天候にも恵まれたため、筆者(深水千翔:海事ライター)も足を運んできましたが、そのなかで気になったのが海上保安庁から参加した「あしたか」です。普段はなかなか立ち入ることのできない船内を子細に見ることができたほか、色々興味深いハナシも聞けたので、同船を紹介するとともに「あしたか」の姉妹船が対応した歴史的な出来事も振り返ってみます。
今回、公開された巡視船「あしたか」(PS-07)は、180トン型PSと呼ばれるらいざん型巡視船の3番船に当たります。横須賀海上保安部に所属しており、横須賀港内では比較的よく姿を見る船舶の1隻です。普段は田浦の桟橋に係留されているため、過去には海上自衛隊第2術科学校のオープンキャンパスで公開されたこともあります。
竣工は1994(平成6)年9月で、建造ヤードは三井造船玉野事業所(現三菱重工マリタイムシステムズ玉野本社工場)。主武装として船首に20mm多銃身機銃を搭載しています。これは目標追尾型遠隔操縦機能(RFS)を備えているため、船橋からリモート操作が可能で、かつ目標をロックオンすると自動で常に捉え続けてくれる機能も有した優れモノです。

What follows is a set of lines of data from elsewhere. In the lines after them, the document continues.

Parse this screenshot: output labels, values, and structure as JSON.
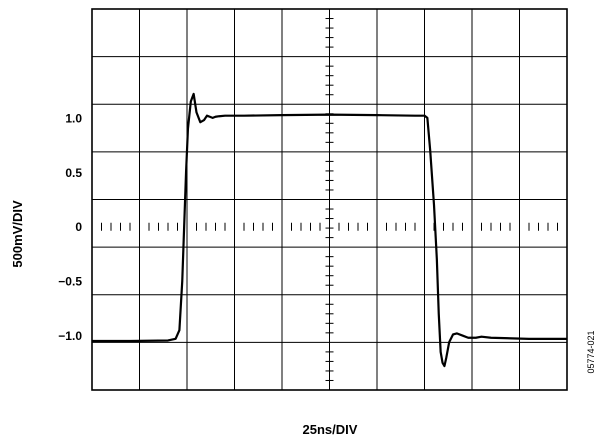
{
  "chart_data": {
    "type": "line",
    "xlabel": "25ns/DIV",
    "ylabel": "500mV/DIV",
    "xlim": [
      0,
      250
    ],
    "ylim": [
      -1.5,
      2.0
    ],
    "x_divisions": 10,
    "y_divisions": 8,
    "grid": true,
    "y_tick_labels": [
      {
        "value": 1.0,
        "text": "1.0"
      },
      {
        "value": 0.5,
        "text": "0.5"
      },
      {
        "value": 0,
        "text": "0"
      },
      {
        "value": -0.5,
        "text": "−0.5"
      },
      {
        "value": -1.0,
        "text": "−1.0"
      }
    ],
    "series": [
      {
        "x": [
          0,
          20,
          40,
          44,
          46,
          47.5,
          48.5,
          49.5,
          50.5,
          52,
          53.5,
          55,
          57,
          59,
          60.5,
          62,
          63.5,
          65,
          67,
          70,
          75,
          80,
          100,
          125,
          150,
          170,
          175,
          176.5,
          178,
          180,
          181.5,
          182.5,
          183.5,
          184.5,
          185.5,
          186.5,
          188,
          190,
          192,
          195,
          198,
          202,
          205,
          210,
          230,
          250
        ],
        "y": [
          -1.05,
          -1.05,
          -1.045,
          -1.03,
          -0.95,
          -0.5,
          0.0,
          0.5,
          0.9,
          1.15,
          1.22,
          1.05,
          0.96,
          0.98,
          1.02,
          1.01,
          1.0,
          1.01,
          1.015,
          1.02,
          1.02,
          1.02,
          1.025,
          1.03,
          1.025,
          1.02,
          1.02,
          1.0,
          0.7,
          0.2,
          -0.3,
          -0.8,
          -1.15,
          -1.25,
          -1.28,
          -1.2,
          -1.06,
          -0.99,
          -0.98,
          -1.0,
          -1.02,
          -1.02,
          -1.01,
          -1.02,
          -1.03,
          -1.03
        ]
      }
    ]
  },
  "figure_code": "05774-021"
}
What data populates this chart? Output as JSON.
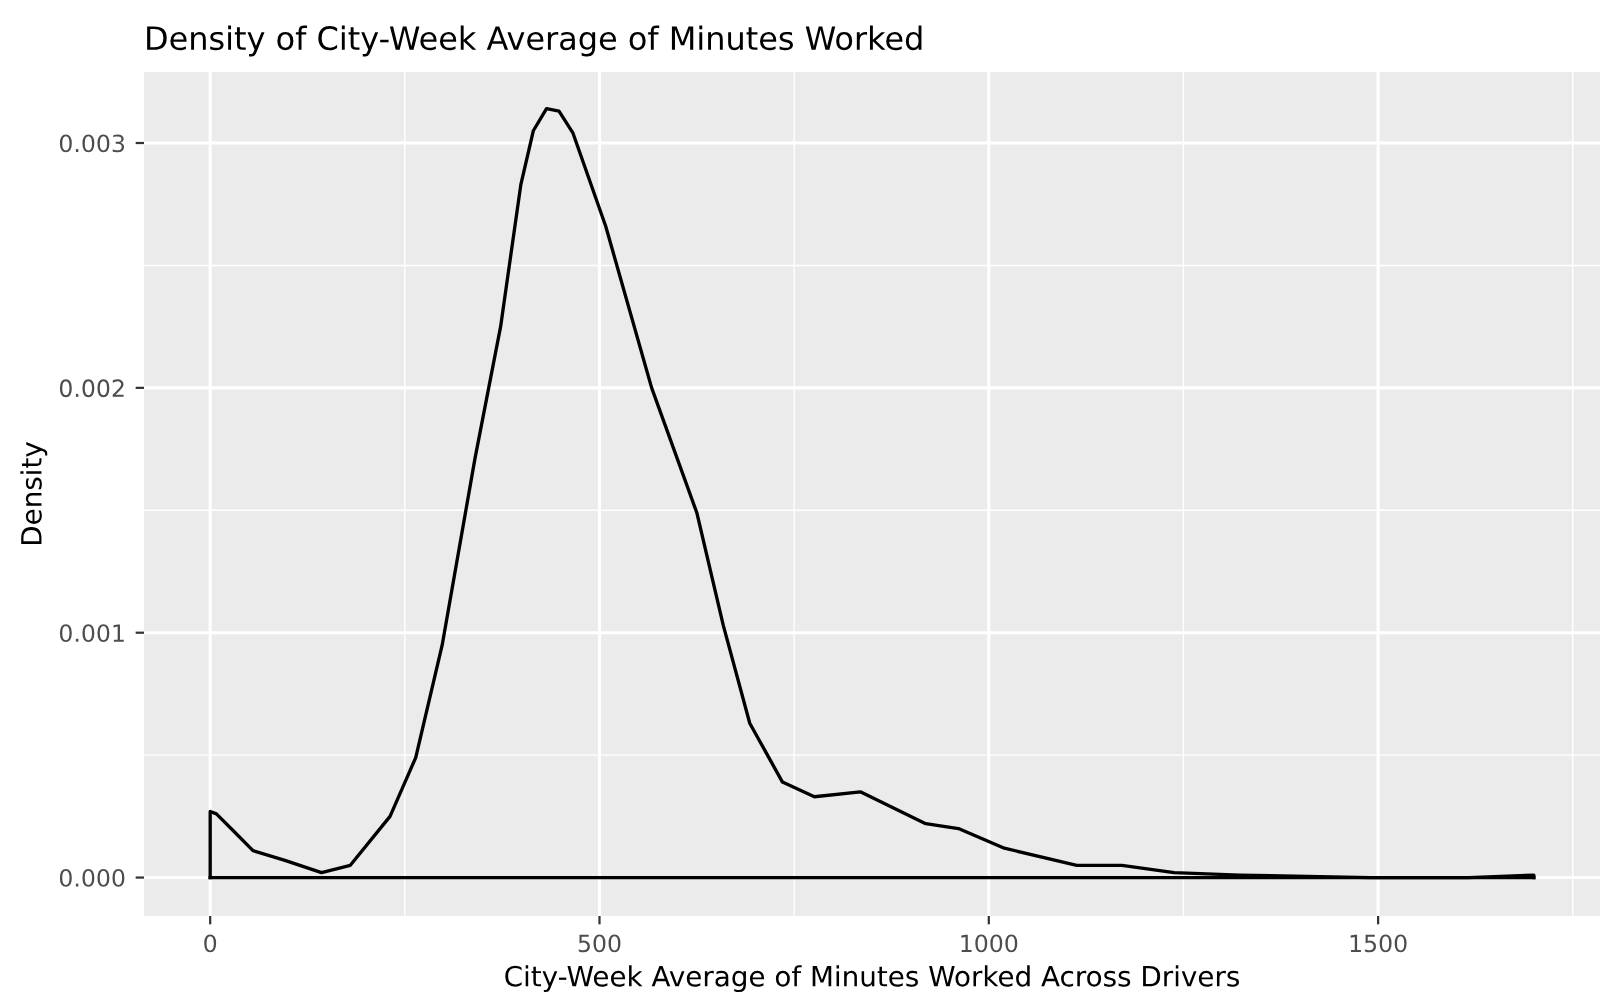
{
  "chart_data": {
    "type": "line",
    "title": "Density of City-Week Average of Minutes Worked",
    "xlabel": "City-Week Average of Minutes Worked Across Drivers",
    "ylabel": "Density",
    "x": [
      0,
      0,
      8,
      30,
      55,
      96,
      143,
      180,
      231,
      264,
      298,
      340,
      373,
      399,
      415,
      432,
      448,
      466,
      508,
      567,
      625,
      659,
      693,
      735,
      776,
      835,
      919,
      961,
      1020,
      1113,
      1171,
      1238,
      1322,
      1490,
      1616,
      1700,
      1700
    ],
    "series": [
      {
        "color": "#000000",
        "values": [
          0,
          0.00027,
          0.00026,
          0.00019,
          0.00011,
          7e-05,
          2e-05,
          5e-05,
          0.00025,
          0.00049,
          0.00095,
          0.00171,
          0.00225,
          0.00283,
          0.00305,
          0.00314,
          0.00313,
          0.00304,
          0.00266,
          0.002,
          0.00149,
          0.00103,
          0.00063,
          0.00039,
          0.00033,
          0.00035,
          0.00022,
          0.0002,
          0.00012,
          5e-05,
          5e-05,
          2e-05,
          1e-05,
          0,
          0,
          1e-05,
          0
        ]
      },
      {
        "color": "#000000",
        "x": [
          0,
          1700
        ],
        "values": [
          0,
          0
        ]
      }
    ],
    "xlim": [
      -85,
      1785
    ],
    "ylim": [
      -0.000157,
      0.00329
    ],
    "xticks": [
      0,
      {
        "value": 250,
        "label": null
      },
      500,
      {
        "value": 750,
        "label": null
      },
      1000,
      {
        "value": 1250,
        "label": null
      },
      1500,
      {
        "value": 1750,
        "label": null
      }
    ],
    "yticks": [
      {
        "value": 0,
        "label": "0.000"
      },
      {
        "value": 0.0005,
        "label": null
      },
      {
        "value": 0.001,
        "label": "0.001"
      },
      {
        "value": 0.0015,
        "label": null
      },
      {
        "value": 0.002,
        "label": "0.002"
      },
      {
        "value": 0.0025,
        "label": null
      },
      {
        "value": 0.003,
        "label": "0.003"
      }
    ],
    "grid": true
  }
}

乗員数は15人で、長時間の行動も出来るよう船内に調理室と食料の搭載スペースを備えています。「あしたか」の調理室にはコンロやレンジ、冷蔵庫などが所狭しと置かれ、空いたスペースも有効活用できるよう、調理器具やコップが壁や天井に吊るされていました。ちなみに、海上保安庁のコンパスマークが入った食器は重い陶器でできていたのが印象的でした。